Résister… C’est survivre à la douleur de l’absence, à l’attraction fatale du vide. Il m’est arrivé, le 13 novembre 2015, une chose totalement vide de sens. La mort de mon fils de 23 ans, Hugo, tué parce qu’il assistait à un concert au Bataclan. Je suis un chercheur. J’ai été formé à essayer de trouver du sens en chaque chose, et c’est ce que je tente d’enseigner à mes étudiants. Mais pour la première fois de ma vie, je fais face au néant.
Mon fils a été tué par des jeunes Français du même âge que lui. Jusqu’ici je suivais cela avec distance : la radicalisation, les départs pour la Syrie des jeunes de Lunel ou d’ailleurs… En tant que citoyen de la République française, qu’on veuille mourir pour un idéal religieux, en France, en 2015, n’était pas concevable pour moi. Mais c’est arrivé. Et ceci tourne dans ma tête depuis le 14 novembre 2015. (...)
Pour continuer à faire vivre Hugo, ses espoirs et ses rêves, mais aussi pour me reconstruire, il me fallait essayer de créer du sens là où il n’y en avait plus.
Résister, c’est combattre. Pas avec une kalachnikov. Mais avec les seules armes que je possède, celles que mes parents et l’école de la République m’ont transmises : la connaissance et la culture. Les seules armes efficaces à mes yeux pour lutter contre l’obscurantisme.
C’est comme ça que m’est venue l’idée. Une idée liée à Hugo, à ce qu’il a été, croisée avec ma trajectoire de chercheur. C’est aussi une histoire de femmes et d’hommes qui m’ont tendu la main.
Dans ma carrière, j’ai fait de nombreux déplacements au Japon. J’ai souvent emmené Hugo avec moi, depuis ses 16 ans. Cela avait changé sa façon de voir le monde, de se confronter aux autres. Il projetait d’ailleurs d’y faire sa thèse de doctorat. La dernière fois que je l’ai vu, il revenait d’un séjour à Tokyo. Et s’y était fait tatouer sur le torse les deux idéogrammes qui forment le mot « Jiyuu » : « liberté ».
C’est ainsi que j’ai décidé de créer une bourse, pour permettre à un étudiant de l’université d’Hugo de partir en stage au Japon. (...)

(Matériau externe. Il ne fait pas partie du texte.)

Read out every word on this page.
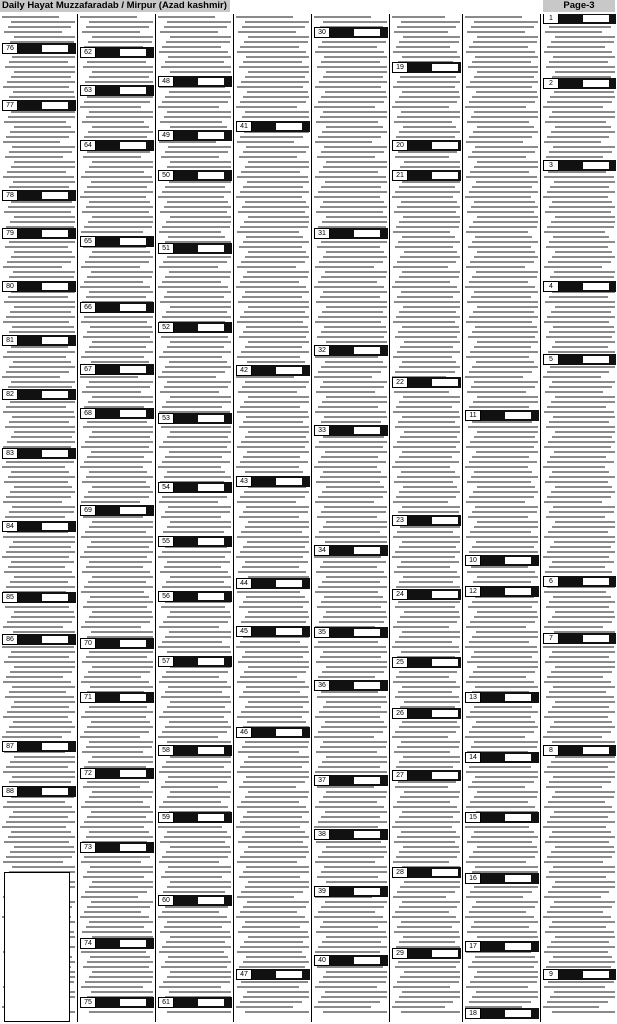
Daily Hayat Muzzafaradab / Mirpur (Azad kashmir)	Page-3
76
77
78
79
80
81
82
83
84
85
86
87
88
62
63
64
65
66
67
68
69
70
71
72
73
74
75
48
49
50
51
52
53
54
55
56
57
58
59
60
61
41
42
43
44
45
46
47
30
31
32
33
34
35
36
37
38
39
40
19
20
21
22
23
24
25
26
27
28
29
10
11
12
13
14
15
16
17
18
1
2
3
4
5
6
7
8
9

Mais résister, c’est aussi affronter le monde tel qu’il est. On me demande souvent si j’éprouve de la haine. Non, je n’ai pas de haine, car c’est une énergie négative. Rien ne se construit sur la haine et cela n’aidera pas les proches d’Hugo à avancer.
En revanche, j’éprouve bien de la colère et de la frustration devant les questions sans réponse. Que s’est-il passé pour que ces jeunes Français, élevés dans un pays en paix et démocratique, pas en Irak ou en Syrie, en viennent finalement à tuer mon fils et autant d’innocents ? Comment la France a pu échouer à donner de l’espoir à autant de jeunes ? Pourquoi avons-nous toléré que des messages de haine et de chaos puissent circuler et toucher les esprits les plus fragiles ? (...)
Par mon parcours, par ma vie, je n’ai pas eu l’opportunité ou la volonté de croiser ces jeunes-là. Et je veux les entendre, me confronter à leur réalité, leurs doutes et leur espérance. Les écouter, débattre et ne pas être forcément d’accord avec eux. Comme dit, dans la légende, le colibri essayant de jeter quelques gouttes d’eau sur un incendie de forêt, « ce sera ma part à moi ».